After putting the kids Christmas presents under the tree, Mark and I crawled into bed shortly after 1:00am.
I woke up almost an hour later. Mark was having a seizure. The next thing I knew, I was on the phone, repeating over and over 10182 Voge St, our address. 14 minutes later, the paramedics arrived. I hung up the phone with the 911 operator. Two paramedics and six firefighters were crammed into our bedroom and the hallway outside. I sat on the hallway floor shaking. Mark finally came too. He was confused. His first question to the paramedic, “Where’s my wife?” All that is going on with him and he was worried about me.
5:00 a.m., I call our moms from the hospital, crying, begging for them to pray.
6:20 a.m., Christmas morning, four hours after Mark had his seizure; I sat next to my husband, holding my husband’s hand, trying to be brave. The ER doctor sat on the other side of Mark’s hospital bed. Mark looked scared. I was scared. We knew what was going on. We knew what the doctor was going to say
“The CT scan shows one tumor in the……..” I have no idea what he said after that. I was rejoicing! One tumor! Not multiples – just one! Thank you God, just one! We can fight one! It was a small victory for us. Thank God! Just one!
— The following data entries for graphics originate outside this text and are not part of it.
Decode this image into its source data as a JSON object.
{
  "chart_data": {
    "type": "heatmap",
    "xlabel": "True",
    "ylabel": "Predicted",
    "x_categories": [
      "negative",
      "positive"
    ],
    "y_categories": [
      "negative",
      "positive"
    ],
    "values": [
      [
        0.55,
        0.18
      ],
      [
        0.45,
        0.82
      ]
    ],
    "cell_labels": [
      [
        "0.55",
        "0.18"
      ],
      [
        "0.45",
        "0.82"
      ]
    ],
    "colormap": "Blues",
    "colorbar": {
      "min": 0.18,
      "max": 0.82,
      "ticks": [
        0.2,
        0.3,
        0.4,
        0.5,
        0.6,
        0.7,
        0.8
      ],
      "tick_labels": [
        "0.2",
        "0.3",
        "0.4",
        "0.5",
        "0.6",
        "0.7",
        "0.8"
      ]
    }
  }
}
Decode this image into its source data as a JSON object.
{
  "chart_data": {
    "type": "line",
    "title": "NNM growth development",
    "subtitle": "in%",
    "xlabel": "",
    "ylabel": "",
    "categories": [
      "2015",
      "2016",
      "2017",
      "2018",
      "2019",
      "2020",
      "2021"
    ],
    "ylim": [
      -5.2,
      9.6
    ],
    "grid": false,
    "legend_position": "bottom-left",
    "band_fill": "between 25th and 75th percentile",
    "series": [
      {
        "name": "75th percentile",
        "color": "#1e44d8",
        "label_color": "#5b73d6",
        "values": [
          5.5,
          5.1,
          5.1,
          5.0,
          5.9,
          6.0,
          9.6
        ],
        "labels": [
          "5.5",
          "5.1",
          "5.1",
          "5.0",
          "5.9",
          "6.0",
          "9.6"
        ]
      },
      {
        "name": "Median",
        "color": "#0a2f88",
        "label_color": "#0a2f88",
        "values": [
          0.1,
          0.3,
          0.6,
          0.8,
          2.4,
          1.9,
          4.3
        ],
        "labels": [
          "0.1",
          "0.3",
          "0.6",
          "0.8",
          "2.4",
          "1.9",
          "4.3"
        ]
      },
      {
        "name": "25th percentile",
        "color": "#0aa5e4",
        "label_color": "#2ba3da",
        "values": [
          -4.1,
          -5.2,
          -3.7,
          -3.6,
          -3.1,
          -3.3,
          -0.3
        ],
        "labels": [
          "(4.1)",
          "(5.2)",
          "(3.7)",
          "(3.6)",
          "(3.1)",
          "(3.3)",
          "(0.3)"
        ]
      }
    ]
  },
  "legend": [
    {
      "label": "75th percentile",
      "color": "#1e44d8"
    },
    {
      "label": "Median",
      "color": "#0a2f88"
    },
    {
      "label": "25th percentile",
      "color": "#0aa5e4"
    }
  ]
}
I called “the moms” with the news. Both moms had already booked their flights, they were on their way. Our neighbors loaded all of our Christmas presents into their car, along with our daughters and brought them to the hospital. By 9:00 am, we were celebrating Christmas on the floor of Mark’s hospital room. I was praying, begging God, “Please don’t let this be our last Christmas”. Shortly after the presents were opened, Mark’s best friend came to pick up the girls. We had no idea what was going to happen next and we did not want the girls to see it.
December 27th, 2009.
5:50 a.m., they came into the room to get Mark. They were taking him into surgery to remove the tumor from his brain.
December 25, 2010.
We are all smiles. The girls (ages 10 and 13) are sitting on the floor waiting for daddy to pass out their Christmas gifts piled under the tree. I am thanking God for giving us this Christmas. Mark was doing well. He had retired from the Navy in November after a 22 year career. We moved from San Diego and bought our very first home in Iowa. He was on a successful BRAF study. Things were looking up. I was thanking God.
July 14th, 2011.
10:03 p.m., four years after being diagnosed with stage III melanoma, 8 surgeries and 5 failed treatments, my husband died. Mark died at the age of 41. Mark died because of a mole.
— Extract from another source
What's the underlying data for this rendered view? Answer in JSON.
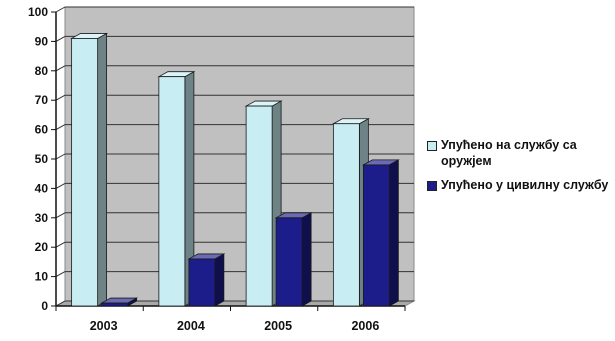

It has been almost three years since we lost Mark. I think back to the phone call with Dr. Smith often. I had no idea. Mark had no idea. How could a stupid mole he had his entire life kill him?
I tell people about doing self-skin exams, I tell them about the ABCDE’s of melanoma. I have set up free skin cancer screenings for anyone who wants to come. I warn parents and teens about the risk involved when using tanning beds. I have gone to local schools to talk to students and staff about melanoma. I have planted trees at our local school, so the kids can play on a shaded playground.
I am still fighting melanoma. I promised Mark I would not stop fighting.
– Molly Menard
The below photo is of Molly and her daugher Sarah, taken on Saturday, May 3rd at the Steve Yates Melanoma Awareness Golf Tournament in Waterloo, Iowa. Molly and Sarah held a free skin cancer screening at the event where nearly 50 people were checked for skin cancer by two dermatologists from the University of Iowa, Dr. Amanda Tschetter and Dr. Krishna Mutgi. Keeping that fighting promise to Mark, Molly coordinates a free skin cancer screening each fall in her home town of West Branch, Iowa. This year’s screening is scheduled for Saturday, October 4th.